Redis Misconfiguration Exploitation
Identified and exploited an exposed Redis server caused by insecure configuration. This project demonstrates network enumeration, service identification, interacting with Redis using the command line, and extracting data from an unsecured database in a safe lab environment.
Disclaimer
This proof-of-concept was developed and tested exclusively in an isolated environment for educational and defensive cybersecurity purposes.
Overview
This project demonstrates how to install, verify, and remove Suricata on a Linux system using the APT package manager.
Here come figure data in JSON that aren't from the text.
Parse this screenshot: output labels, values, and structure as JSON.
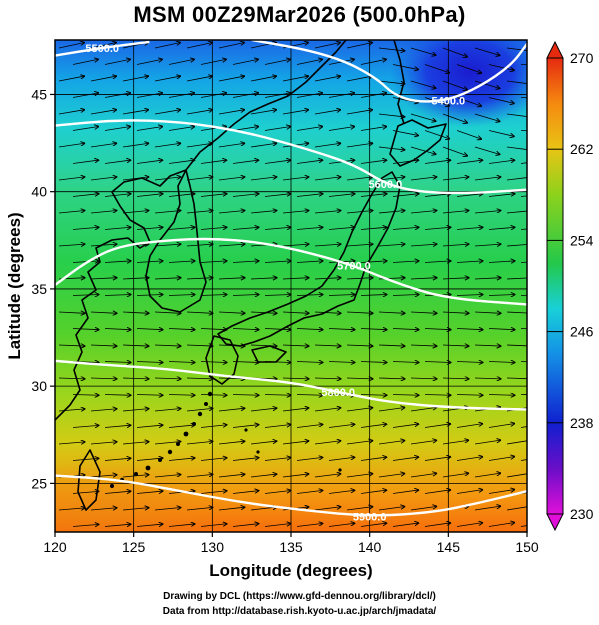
{
  "title": "MSM 00Z29Mar2026 (500.0hPa)",
  "xaxis": {
    "label": "Longitude (degrees)",
    "range": [
      120,
      150
    ],
    "ticks": [
      "120",
      "125",
      "130",
      "135",
      "140",
      "145",
      "150"
    ]
  },
  "yaxis": {
    "label": "Latitude  (degrees)",
    "range": [
      22.5,
      47.8
    ],
    "ticks": [
      "25",
      "30",
      "35",
      "40",
      "45"
    ]
  },
  "colorbar": {
    "range": [
      230,
      270
    ],
    "ticks": [
      "230",
      "238",
      "246",
      "254",
      "262",
      "270"
    ]
  },
  "contours": [
    {
      "label": "5400.0",
      "points": [
        [
          132.5,
          47.8
        ],
        [
          136,
          47.3
        ],
        [
          138.5,
          46.7
        ],
        [
          140.5,
          45.8
        ],
        [
          141.5,
          45.0
        ],
        [
          143,
          44.6
        ],
        [
          145,
          44.7
        ],
        [
          147,
          45.4
        ],
        [
          149,
          46.5
        ],
        [
          150,
          47.6
        ]
      ]
    },
    {
      "label": "5500.0",
      "points": [
        [
          120,
          47.0
        ],
        [
          123,
          47.4
        ],
        [
          126,
          47.7
        ]
      ]
    },
    {
      "label": "5600.0",
      "points": [
        [
          120,
          43.4
        ],
        [
          124,
          43.7
        ],
        [
          128,
          43.6
        ],
        [
          132,
          43.1
        ],
        [
          136,
          42.2
        ],
        [
          139,
          41.4
        ],
        [
          141,
          40.4
        ],
        [
          143,
          40.0
        ],
        [
          146,
          39.9
        ],
        [
          150,
          40.1
        ]
      ]
    },
    {
      "label": "5700.0",
      "points": [
        [
          120,
          35.2
        ],
        [
          122,
          36.4
        ],
        [
          124,
          37.2
        ],
        [
          127,
          37.5
        ],
        [
          130,
          37.6
        ],
        [
          133,
          37.4
        ],
        [
          136,
          36.9
        ],
        [
          139,
          36.2
        ],
        [
          142,
          35.2
        ],
        [
          145,
          34.5
        ],
        [
          150,
          34.2
        ]
      ]
    },
    {
      "label": "5800.0",
      "points": [
        [
          120,
          31.3
        ],
        [
          123,
          31.1
        ],
        [
          127,
          30.9
        ],
        [
          131,
          30.5
        ],
        [
          135,
          30.2
        ],
        [
          138,
          29.7
        ],
        [
          141,
          29.2
        ],
        [
          145,
          28.9
        ],
        [
          150,
          28.8
        ]
      ]
    },
    {
      "label": "5900.0",
      "points": [
        [
          120,
          25.4
        ],
        [
          124,
          25.2
        ],
        [
          128,
          24.6
        ],
        [
          132,
          24.0
        ],
        [
          136,
          23.6
        ],
        [
          140,
          23.3
        ],
        [
          144,
          23.5
        ],
        [
          147,
          24.0
        ],
        [
          150,
          24.6
        ]
      ]
    }
  ],
  "credits": {
    "line1": "Drawing by DCL (https://www.gfd-dennou.org/library/dcl/)",
    "line2": "Data from http://database.rish.kyoto-u.ac.jp/arch/jmadata/"
  }
}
The goal was to practise Linux software deployment, dependency handling, and basic IDS setup within a controlled environment.
Skills Demonstrated
- Network enumeration
- Nmap scanning
- Redis enumeration
- Redis CLI usage
- Service identification
- Linux command line
- Database exploration
- Penetration testing methodology
- Vulnerability assessment
- Security misconfiguration analysis
Tools Used
- Kali Linux
- Nmap
- Redis CLI
- Redis
Process
Network Enumeration
The first step was identifying any exposed services running on the target machine. Using Nmap, I performed a service and version scan to discover open ports and determine which services were available. The scan revealed an exposed Redis service running on its default port.
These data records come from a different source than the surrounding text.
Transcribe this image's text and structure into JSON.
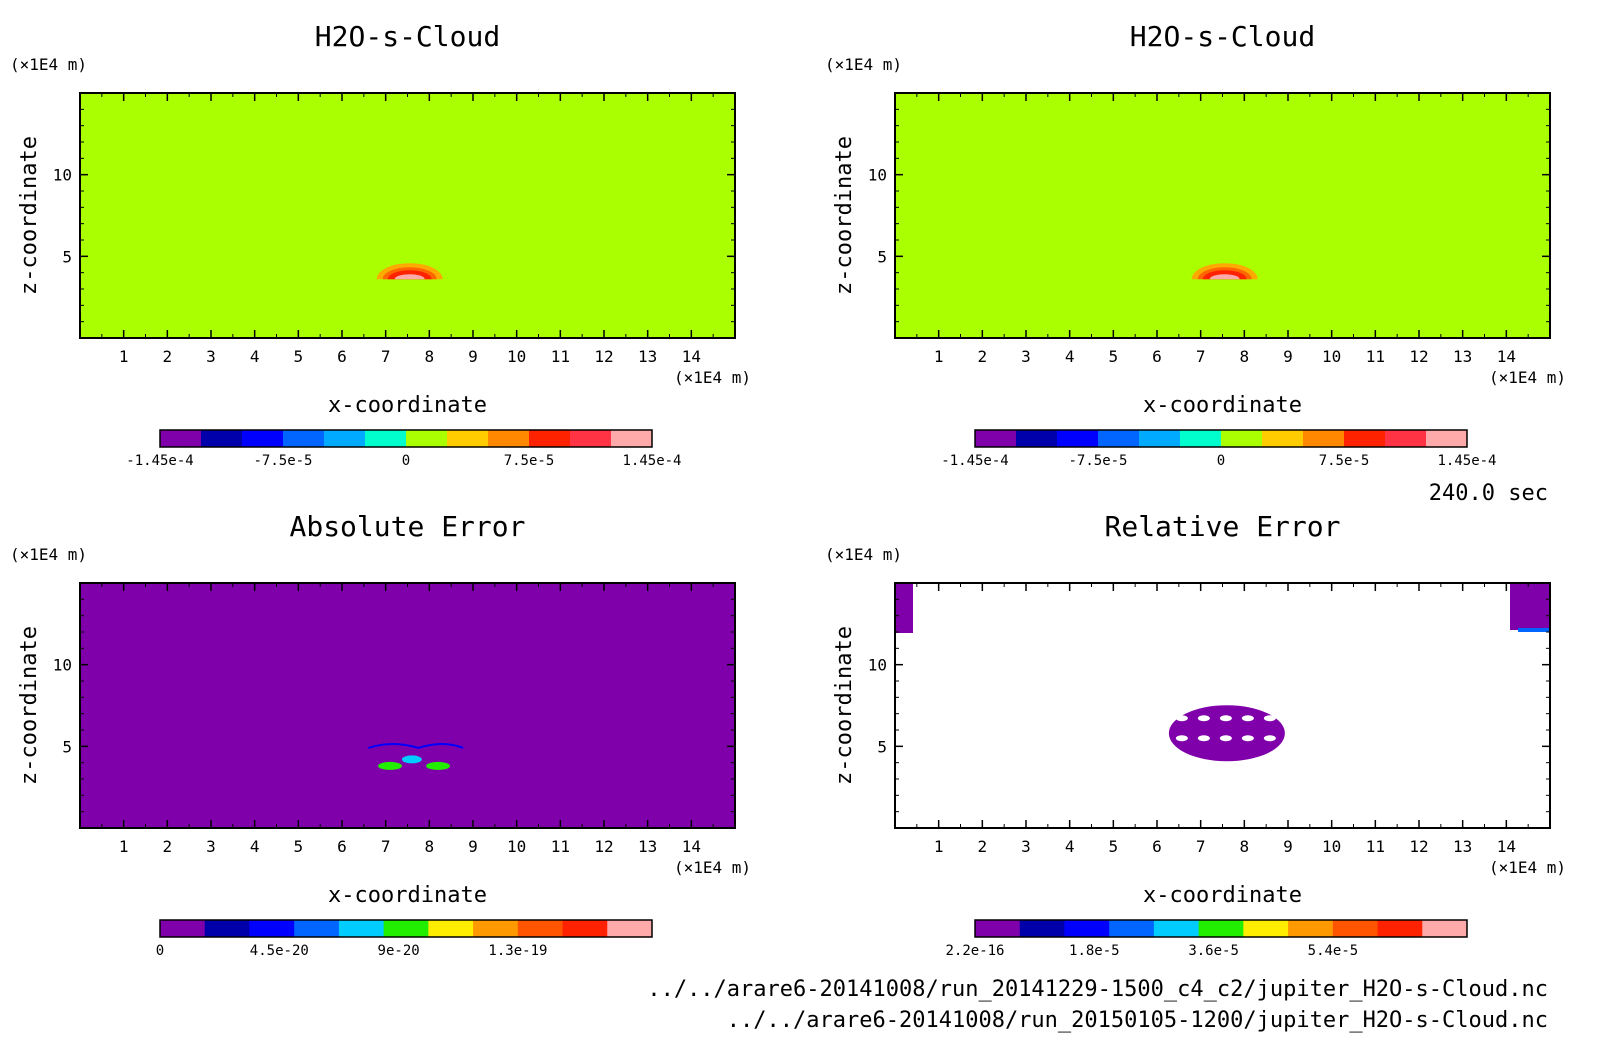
{
  "time_label": "240.0 sec",
  "files": [
    "../../arare6-20141008/run_20141229-1500_c4_c2/jupiter_H2O-s-Cloud.nc",
    "../../arare6-20141008/run_20150105-1200/jupiter_H2O-s-Cloud.nc"
  ],
  "colors": {
    "background_field": "#aaff00",
    "absolute_bg": "#7f00aa",
    "relative_bg": "#ffffff",
    "frame": "#000000"
  },
  "chart_data": [
    {
      "type": "heatmap",
      "title": "H2O-s-Cloud",
      "xlabel": "x-coordinate",
      "ylabel": "z-coordinate",
      "x_unit": "(×1E4 m)",
      "y_unit": "(×1E4 m)",
      "xlim": [
        0,
        15
      ],
      "ylim": [
        0,
        15
      ],
      "x_ticks": [
        "1",
        "2",
        "3",
        "4",
        "5",
        "6",
        "7",
        "8",
        "9",
        "10",
        "11",
        "12",
        "13",
        "14"
      ],
      "y_ticks": [
        "5",
        "10"
      ],
      "colorbar": {
        "colors": [
          "#7f00aa",
          "#0000aa",
          "#0000ff",
          "#0066ff",
          "#00aaff",
          "#00ffcc",
          "#aaff00",
          "#ffcc00",
          "#ff8800",
          "#ff2200",
          "#ff3344",
          "#ffaaaa"
        ],
        "labels": [
          "-1.45e-4",
          "-7.5e-5",
          "0",
          "7.5e-5",
          "1.45e-4"
        ]
      }
    },
    {
      "type": "heatmap",
      "title": "H2O-s-Cloud",
      "xlabel": "x-coordinate",
      "ylabel": "z-coordinate",
      "x_unit": "(×1E4 m)",
      "y_unit": "(×1E4 m)",
      "xlim": [
        0,
        15
      ],
      "ylim": [
        0,
        15
      ],
      "x_ticks": [
        "1",
        "2",
        "3",
        "4",
        "5",
        "6",
        "7",
        "8",
        "9",
        "10",
        "11",
        "12",
        "13",
        "14"
      ],
      "y_ticks": [
        "5",
        "10"
      ],
      "colorbar": {
        "colors": [
          "#7f00aa",
          "#0000aa",
          "#0000ff",
          "#0066ff",
          "#00aaff",
          "#00ffcc",
          "#aaff00",
          "#ffcc00",
          "#ff8800",
          "#ff2200",
          "#ff3344",
          "#ffaaaa"
        ],
        "labels": [
          "-1.45e-4",
          "-7.5e-5",
          "0",
          "7.5e-5",
          "1.45e-4"
        ]
      }
    },
    {
      "type": "heatmap",
      "title": "Absolute Error",
      "xlabel": "x-coordinate",
      "ylabel": "z-coordinate",
      "x_unit": "(×1E4 m)",
      "y_unit": "(×1E4 m)",
      "xlim": [
        0,
        15
      ],
      "ylim": [
        0,
        15
      ],
      "x_ticks": [
        "1",
        "2",
        "3",
        "4",
        "5",
        "6",
        "7",
        "8",
        "9",
        "10",
        "11",
        "12",
        "13",
        "14"
      ],
      "y_ticks": [
        "5",
        "10"
      ],
      "colorbar": {
        "colors": [
          "#7f00aa",
          "#0000aa",
          "#0000ff",
          "#0066ff",
          "#00ccff",
          "#22ee00",
          "#ffee00",
          "#ff9900",
          "#ff5500",
          "#ff2200",
          "#ffaaaa"
        ],
        "labels": [
          "0",
          "4.5e-20",
          "9e-20",
          "1.3e-19"
        ]
      }
    },
    {
      "type": "heatmap",
      "title": "Relative Error",
      "xlabel": "x-coordinate",
      "ylabel": "z-coordinate",
      "x_unit": "(×1E4 m)",
      "y_unit": "(×1E4 m)",
      "xlim": [
        0,
        15
      ],
      "ylim": [
        0,
        15
      ],
      "x_ticks": [
        "1",
        "2",
        "3",
        "4",
        "5",
        "6",
        "7",
        "8",
        "9",
        "10",
        "11",
        "12",
        "13",
        "14"
      ],
      "y_ticks": [
        "5",
        "10"
      ],
      "colorbar": {
        "colors": [
          "#7f00aa",
          "#0000aa",
          "#0000ff",
          "#0066ff",
          "#00ccff",
          "#22ee00",
          "#ffee00",
          "#ff9900",
          "#ff5500",
          "#ff2200",
          "#ffaaaa"
        ],
        "labels": [
          "2.2e-16",
          "1.8e-5",
          "3.6e-5",
          "5.4e-5"
        ]
      }
    }
  ]
}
sudo nmap -sVC -p 1-10000 -O -Pn (ip_address) 
Understanding Redis
Before interacting with the service, I researched how Redis works and learned that it stores information as key-value pairs entirely in memory. Understanding the database structure made it much easier to navigate once connected.
Connecting to the Server
Since the Redis instance had no authentication configured, I was able to connect directly using the Redis command-line client. This demonstrated how dangerous default configurations can be when services are exposed to a network.
redis-cli -h (ip_address) 
Enumerating the Database
After connecting, I used Redis commands such as INFO to gather information about the server before listing every available key stored inside the database. This allowed me to understand what data was available without modifying any information
Reading Stored Data
Finally, I queried individual keys to retrieve their stored values. This demonstrated how an attacker could access sensitive information if a Redis server is left publicly accessible without proper authentication or network restrictions.
KEYS * 
What I Learned
This project improved my understanding of service enumeration and reinforced that security vulnerabilities are not always caused by software flaws many are the result of insecure configurations. I became more comfortable using Nmap to identify exposed services, interacting with Redis through the command line, and understanding how attackers can enumerate databases when authentication has not been configured correctly.